Memiliki seorang asisten rumah tangga (ART) yang melayani dengan sepenuh hati adalah harapan bagi setiap orang yang membutuhkan bantuan mereka. Banyak yang mendapatkan ART sesuai impian, namun tidak sedikit yang merasa kecewa bahkan trauma dengan keberadaan ART.
Kami memiliki banyak pengalaman dengan kehadiran ART di tengah kehidupan kami. Beberapa tahun lalu, saat anak-anak masih kecil, kami juga mempekerjakan ART.
Mengurus tiga orang anak dengan kebutuhan mereka masing-masing dan juga kesibukan kami berdua membuat banyak pekerjaan rumah tangga tertunda.
Seberapa besar pun usaha yang dilakukan untuk membagi waktu antara urusan pekerjaan, bersih-bersih rumah, mencuci, setrika, memasak, membantu anak mengerjakan PR, tetap saja kewalahan.
Tidak urung, meskipun badan terasa lelah, sinar mata kurang dari 5 watt, harus tetap bertahan untuk membereskan pekerjaan yang belum tuntas. Mata panda pun tak terelakkan, karena kurang istirahat.
Akhirnya, setelah berdiskusi cukup panjang dan menghitung kondisi keuangan yang ada, jadilah kami memutuskan untuk mencari ART. Dalam waktu sekian tahun, ART selalu gonta ganti.
Ada yang cocok, cukup lama bekerja hingga tiga tahun, ada yang hitungan bulan, bahkan ada yang hanya seminggu, menghilang bersama barang-barang yang mudah dibawa.

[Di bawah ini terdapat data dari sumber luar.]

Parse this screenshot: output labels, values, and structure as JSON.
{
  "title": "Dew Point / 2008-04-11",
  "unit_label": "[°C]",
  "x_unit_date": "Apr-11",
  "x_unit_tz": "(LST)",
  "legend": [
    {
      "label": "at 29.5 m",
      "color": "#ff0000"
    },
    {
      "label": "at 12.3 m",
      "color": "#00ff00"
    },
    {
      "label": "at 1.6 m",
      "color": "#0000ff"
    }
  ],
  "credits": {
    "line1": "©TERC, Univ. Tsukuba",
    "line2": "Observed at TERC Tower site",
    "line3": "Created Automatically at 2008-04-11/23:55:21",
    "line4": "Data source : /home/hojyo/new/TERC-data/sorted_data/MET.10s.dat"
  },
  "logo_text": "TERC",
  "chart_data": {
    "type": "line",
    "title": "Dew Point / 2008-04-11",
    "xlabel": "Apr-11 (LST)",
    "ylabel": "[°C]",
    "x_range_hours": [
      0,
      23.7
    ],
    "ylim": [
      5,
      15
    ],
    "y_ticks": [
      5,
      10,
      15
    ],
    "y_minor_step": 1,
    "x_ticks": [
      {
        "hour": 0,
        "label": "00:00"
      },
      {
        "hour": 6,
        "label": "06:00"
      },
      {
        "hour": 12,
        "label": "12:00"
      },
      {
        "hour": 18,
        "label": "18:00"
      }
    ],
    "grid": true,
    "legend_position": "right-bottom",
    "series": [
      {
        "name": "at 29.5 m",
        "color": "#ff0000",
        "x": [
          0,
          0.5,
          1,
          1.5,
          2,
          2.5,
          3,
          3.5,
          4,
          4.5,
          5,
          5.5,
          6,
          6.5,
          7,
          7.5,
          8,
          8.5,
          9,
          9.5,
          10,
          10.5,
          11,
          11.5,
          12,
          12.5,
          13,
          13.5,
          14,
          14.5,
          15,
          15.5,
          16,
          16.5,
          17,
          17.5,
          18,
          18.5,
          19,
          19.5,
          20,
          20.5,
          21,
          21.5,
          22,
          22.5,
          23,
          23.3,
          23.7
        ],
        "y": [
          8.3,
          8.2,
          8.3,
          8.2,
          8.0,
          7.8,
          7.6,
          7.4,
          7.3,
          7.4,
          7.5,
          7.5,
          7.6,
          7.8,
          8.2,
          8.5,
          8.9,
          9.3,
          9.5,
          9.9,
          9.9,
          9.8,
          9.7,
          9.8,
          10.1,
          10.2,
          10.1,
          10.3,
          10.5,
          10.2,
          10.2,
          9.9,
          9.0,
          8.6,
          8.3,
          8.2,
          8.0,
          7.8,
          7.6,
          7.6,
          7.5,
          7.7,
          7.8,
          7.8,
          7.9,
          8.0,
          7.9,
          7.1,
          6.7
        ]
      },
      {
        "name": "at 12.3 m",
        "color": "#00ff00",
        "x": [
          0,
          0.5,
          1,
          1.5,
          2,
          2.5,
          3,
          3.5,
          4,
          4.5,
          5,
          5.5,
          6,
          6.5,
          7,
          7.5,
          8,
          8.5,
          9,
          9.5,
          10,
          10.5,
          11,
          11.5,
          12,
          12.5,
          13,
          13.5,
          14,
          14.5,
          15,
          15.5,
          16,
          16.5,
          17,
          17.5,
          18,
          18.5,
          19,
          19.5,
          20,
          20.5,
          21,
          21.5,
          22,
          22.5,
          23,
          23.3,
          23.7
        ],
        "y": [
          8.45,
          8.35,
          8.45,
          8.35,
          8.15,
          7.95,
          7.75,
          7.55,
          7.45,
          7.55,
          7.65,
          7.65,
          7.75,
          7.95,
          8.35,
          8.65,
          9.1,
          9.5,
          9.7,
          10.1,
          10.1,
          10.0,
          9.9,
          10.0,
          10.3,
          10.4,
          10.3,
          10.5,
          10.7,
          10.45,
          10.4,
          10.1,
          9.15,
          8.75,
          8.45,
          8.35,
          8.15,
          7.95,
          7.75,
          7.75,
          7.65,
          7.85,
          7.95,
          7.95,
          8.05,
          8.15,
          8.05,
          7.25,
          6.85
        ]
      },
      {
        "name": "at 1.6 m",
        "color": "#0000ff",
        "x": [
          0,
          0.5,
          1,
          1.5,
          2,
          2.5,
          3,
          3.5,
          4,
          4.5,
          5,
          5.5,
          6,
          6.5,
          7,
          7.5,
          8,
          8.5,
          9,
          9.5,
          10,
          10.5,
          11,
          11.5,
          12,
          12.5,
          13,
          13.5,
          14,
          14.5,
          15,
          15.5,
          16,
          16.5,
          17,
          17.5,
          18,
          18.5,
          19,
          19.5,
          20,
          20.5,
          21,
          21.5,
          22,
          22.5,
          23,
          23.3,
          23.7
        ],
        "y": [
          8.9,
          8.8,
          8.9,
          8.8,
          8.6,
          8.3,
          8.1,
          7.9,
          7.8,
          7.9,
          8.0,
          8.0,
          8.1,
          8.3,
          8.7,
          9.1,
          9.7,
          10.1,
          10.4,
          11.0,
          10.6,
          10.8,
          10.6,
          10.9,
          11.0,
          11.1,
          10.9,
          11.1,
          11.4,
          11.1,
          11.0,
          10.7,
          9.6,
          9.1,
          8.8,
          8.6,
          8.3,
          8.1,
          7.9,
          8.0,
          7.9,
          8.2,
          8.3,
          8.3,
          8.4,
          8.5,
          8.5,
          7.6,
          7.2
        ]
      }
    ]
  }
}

Alamak!
Mengorbankan perasaan agar ART betah bekerja
Pada awal ART bekerja, nampaknya semua berjalan lancar. Pekerjaan beres, anak-anak senang, hidup majikan pun tenang. Mungkin ini dilakukan untuk memberi kesan yang baik bagi pemilik rumah. Tidak mengapa, yang penting semua berjalan lancar.
Seiring waktu berjalan, keadaan ini mulai sedikit berisik. Mengganggu ketenangan, ketika anak-anak mulai melaporkan tentang ketidakberesan yang terjadi, misalnya mereka sering dimarahi ART atau dicubit.